(Antes de entrar en faena, necesito explicar algo a los pocos que encuentran un ratito para echarle un vistazo a este blog. El hecho de que su título comience por la palabra diario podría inducir a pensar que cada entrada va a seguir un orden cronológico y, como ya habrán comprobado, no es así. Escribo a chispazos de los recuerdos que acuden a mi memoria y procuro modificar lo suficiente para que aquellos sobre los que hablo no puedan ser fácilmente reconocidos. No es por mí, sino por el profundo respeto que siento hacia ellos. Y ya está.)
Cuando vi la película de Amenábar sentí más de un escalofrío ante alguna escena. No me ocurría eso desde hacía años, y eso que soy asiduo al cine de terror (aunque esta peli es mucho más). También sentí más de un escalofrío aquella mañana cuando escuchaba a mi interlocutor hablar sobre lo que le estaba sucediendo. Fue el curso anterior, acabando el segundo trimestre. Lo había observado rondar la puerta de Dirección desde hacía algunos días, pero cuando me acercaba a preguntar si me buscaba a mí o a otro miembro del equipo directivo, se alejaba con rapidez. Un día llamó por fin a la puerta y, con voz apenas audible, solicitó hablar conmigo.
Estudiaba 1º de bachillerato y era su primer curso en nuestro instituto. Venía de un colegio concertado donde había pasado casi todos sus años de escolarización. Su pulcritud encajaba con su buen gusto a la hora de vestir, aunque la elección de prendas, tejidos y colores mostrasen un claro deseo de no destacar, de no sobresalir de la gran mayoría de sus compañeros. Tuve que insistir para que dejara de permanecer de pie y se sentara, ya que su actitud era la de aquel que espera una reprimenda y eso me hacía sentir incómodo. Como la mañana de trabajo suele ir rápida y se acumulan los asuntos que atender, tengo por costumbre ir al grano. Le pregunté si le ocurría algo y negó con la cabeza volviendo su mirada hacia la ventana. Entonces comprendí que el pragmatismo que imprimía a mi actuación cuando un alumno venía con algún problema, se iba a quedar en la cuneta. Debía dar sosiego a la entrevista, hacer que confiase poco a poco en mí y tomarnos nuestro tiempo.
Tenía unos ojos tristes, movía la pierna con nerviosismo y mostraba cierta incoherencia en sus primeras respuestas. Respuestas a preguntas rutinarias cuya finalidad era relajarlo. A los diez minutos intuí de qué iba la cosa.
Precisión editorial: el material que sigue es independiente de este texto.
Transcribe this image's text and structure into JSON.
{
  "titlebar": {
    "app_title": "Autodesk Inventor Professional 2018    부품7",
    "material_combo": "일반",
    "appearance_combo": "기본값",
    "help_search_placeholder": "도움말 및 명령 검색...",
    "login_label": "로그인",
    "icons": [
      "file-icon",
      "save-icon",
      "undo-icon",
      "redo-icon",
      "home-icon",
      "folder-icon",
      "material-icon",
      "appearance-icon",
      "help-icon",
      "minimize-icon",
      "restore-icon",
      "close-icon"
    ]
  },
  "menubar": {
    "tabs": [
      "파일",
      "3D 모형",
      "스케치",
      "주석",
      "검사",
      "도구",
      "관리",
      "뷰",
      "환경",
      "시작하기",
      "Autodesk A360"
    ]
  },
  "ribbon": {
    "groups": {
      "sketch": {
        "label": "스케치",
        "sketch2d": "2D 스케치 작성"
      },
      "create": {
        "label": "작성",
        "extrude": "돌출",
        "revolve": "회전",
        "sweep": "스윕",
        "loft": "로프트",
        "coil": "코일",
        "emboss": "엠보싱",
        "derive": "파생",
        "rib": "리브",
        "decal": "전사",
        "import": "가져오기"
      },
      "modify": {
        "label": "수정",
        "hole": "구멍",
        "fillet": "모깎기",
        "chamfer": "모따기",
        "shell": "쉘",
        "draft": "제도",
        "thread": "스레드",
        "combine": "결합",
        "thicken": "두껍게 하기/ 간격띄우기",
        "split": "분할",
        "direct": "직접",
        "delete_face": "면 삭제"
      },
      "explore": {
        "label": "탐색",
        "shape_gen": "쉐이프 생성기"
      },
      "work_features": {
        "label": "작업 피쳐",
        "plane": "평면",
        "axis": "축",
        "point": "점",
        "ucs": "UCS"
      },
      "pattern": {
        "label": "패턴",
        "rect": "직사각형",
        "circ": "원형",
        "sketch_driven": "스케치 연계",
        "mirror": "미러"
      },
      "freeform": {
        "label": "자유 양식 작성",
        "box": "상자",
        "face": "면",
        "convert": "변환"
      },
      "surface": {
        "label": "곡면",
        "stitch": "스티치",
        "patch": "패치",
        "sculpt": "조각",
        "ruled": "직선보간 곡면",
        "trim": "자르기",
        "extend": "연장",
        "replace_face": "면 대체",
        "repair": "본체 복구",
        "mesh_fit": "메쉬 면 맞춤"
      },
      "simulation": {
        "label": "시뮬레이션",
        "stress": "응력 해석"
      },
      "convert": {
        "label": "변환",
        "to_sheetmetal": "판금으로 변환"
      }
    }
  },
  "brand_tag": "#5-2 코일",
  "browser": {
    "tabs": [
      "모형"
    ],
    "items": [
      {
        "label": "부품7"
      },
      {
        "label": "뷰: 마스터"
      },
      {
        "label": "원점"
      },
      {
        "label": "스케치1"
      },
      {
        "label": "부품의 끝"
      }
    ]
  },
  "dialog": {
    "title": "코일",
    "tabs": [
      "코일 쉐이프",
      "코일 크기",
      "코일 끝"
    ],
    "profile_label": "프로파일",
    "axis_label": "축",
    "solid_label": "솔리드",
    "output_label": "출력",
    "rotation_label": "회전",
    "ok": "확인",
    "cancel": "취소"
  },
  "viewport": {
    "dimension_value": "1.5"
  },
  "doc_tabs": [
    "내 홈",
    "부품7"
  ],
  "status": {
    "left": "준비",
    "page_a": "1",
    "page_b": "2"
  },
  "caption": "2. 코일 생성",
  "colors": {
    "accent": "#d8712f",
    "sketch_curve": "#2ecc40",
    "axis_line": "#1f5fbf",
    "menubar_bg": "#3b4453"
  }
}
Entonces mi mente comenzó a trabajar rápido para llegar pronto a ese momento en el que fuera capaz de hacer explícito el motivo de su ansiedad. Me costó más de lo que esperaba pero ese momento llegó, y con él, un torrente de palabras, una determinación inesperada, el llanto entrecortado y vergonzoso. Se fue del despacho después de casi dos horas y me dejó allí, sobrecogido y emocionado, con una sensación de impotencia que no me abandonó en todo el día.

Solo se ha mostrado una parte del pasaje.